Im Gegensatz zu dem späteren Bloomfield und dem europäischen Strukturalismus hatte Sapir eine dynamische Konzeption vom Sprachsystem. Er redet von grammatischen Prozessen statt von Einheiten. Ebenfalls im Gegensatz zu den amerikanischen Strukturalisten interessiert er sich für die Bedeutung grammatischer Formative und sieht darin einen Ausdruck der Kultur.

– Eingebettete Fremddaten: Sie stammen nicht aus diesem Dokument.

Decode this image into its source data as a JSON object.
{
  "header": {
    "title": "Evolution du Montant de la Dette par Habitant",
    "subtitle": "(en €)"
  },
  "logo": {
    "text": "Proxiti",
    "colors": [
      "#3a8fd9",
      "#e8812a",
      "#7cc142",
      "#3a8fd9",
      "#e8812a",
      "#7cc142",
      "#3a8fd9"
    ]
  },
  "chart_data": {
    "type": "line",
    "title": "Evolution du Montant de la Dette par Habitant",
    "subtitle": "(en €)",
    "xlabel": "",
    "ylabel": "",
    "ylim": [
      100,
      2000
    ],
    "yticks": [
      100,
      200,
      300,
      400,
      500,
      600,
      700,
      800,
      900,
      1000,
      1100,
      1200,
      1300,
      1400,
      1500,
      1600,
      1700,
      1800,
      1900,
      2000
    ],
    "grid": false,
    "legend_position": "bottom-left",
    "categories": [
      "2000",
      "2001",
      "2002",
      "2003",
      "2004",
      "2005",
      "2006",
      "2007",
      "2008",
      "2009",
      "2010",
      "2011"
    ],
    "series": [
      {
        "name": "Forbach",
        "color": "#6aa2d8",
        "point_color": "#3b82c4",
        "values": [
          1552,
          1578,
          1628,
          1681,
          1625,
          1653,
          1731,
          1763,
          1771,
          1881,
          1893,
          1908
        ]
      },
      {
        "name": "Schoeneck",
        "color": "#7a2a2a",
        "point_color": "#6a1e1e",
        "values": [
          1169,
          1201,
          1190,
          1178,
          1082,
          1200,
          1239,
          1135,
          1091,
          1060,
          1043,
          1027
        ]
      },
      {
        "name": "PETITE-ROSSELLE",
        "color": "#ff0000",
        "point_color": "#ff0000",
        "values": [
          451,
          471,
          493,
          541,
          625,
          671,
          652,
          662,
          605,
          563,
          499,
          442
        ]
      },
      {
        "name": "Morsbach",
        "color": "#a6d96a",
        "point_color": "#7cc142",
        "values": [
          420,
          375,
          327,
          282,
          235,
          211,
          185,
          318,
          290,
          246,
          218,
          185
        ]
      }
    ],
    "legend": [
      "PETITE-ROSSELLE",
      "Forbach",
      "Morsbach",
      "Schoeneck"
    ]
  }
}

Sapir ist der Begründer des Mentalismus in der amerikanischen Linguistik und geistiger Vater (wenn auch nicht Vertreter) der Sapir-Whorf-Hypothese. Bis heute unübertroffen sind seine Theorien der grammatischen Prozesse und Begriffe. Seine Sprachtypologie und seine Hypothese von der sprachlichen Strömung (‘drift’) sind wegweisend und noch nicht ausgelotet.
Seine Arbeitsweise ist stark interdisziplinär. Er verbindet Linguistik mit Anthropologie. Er genoß eine hohe Reputation als Anthropologe, pflegte wissenschaftliche Korrespondenz mit Kroeber. Vor allem später ist er mehr an Anthropologie als an Linguistik interessiert. Bemerkenswert ist auch eine umfangreiche Produktion von Poesie (vor allem in Ottawa) und von Studien zur Poesie und Musik.
Sapir hatte zu Lebzeiten geringeren Einfluß als Bloomfield. Damals herrschte Behaviorismus, nicht Mentalismus. Erst seit 1963 (Greenberg) ist eine Umkehr zu verzeichnen.
Bekannteste Schüler: Mary Haas, Harry Hoijer, Kenneth L. Pike, Morris Swadesh, George L. Trager (dieser allerdings Bloomfieldianer), Carl F. Voegelin, Benjamin L. Whorf (seit 1931).
(Auszug)
Sapir, Edward 1917, [Rez. v. Uhlenbeck 1916[i]]. IJAL 1:86-90.
Sapir, Edward 1918, "Representative music". The musical quarterly 4:161-167. Abgedr.: Sapir 1949:490-495.
Sapir, Edward 1921, Language. An introduction to the study of speech. New York: Harcourt, Brace & World (Harvest Books, 7). [Rez. von Bloomfield, Kroeber]
Sapir, Edward 1921, "The musical foundations of verse." JEGP 20:213-228.
Sapir, Edward 1923, "A type of Athapaskan relative." IJAL 2:136-142.
Sapir, Edward 1925, "Sound patterns in language." Language 1: 37-51.
Sapir, Edward 1929, "The status of linguistics as a science." Language 5:207-214.
Sapir, Edward 1929, "A study in phonetic symbolism." Journal of Experimental Psychology 12:225-239.
Sapir, Edward 1933, "La réalité psychologique des phonèmes". Journal de Psychologie Normale et Pathologique 30:247-265.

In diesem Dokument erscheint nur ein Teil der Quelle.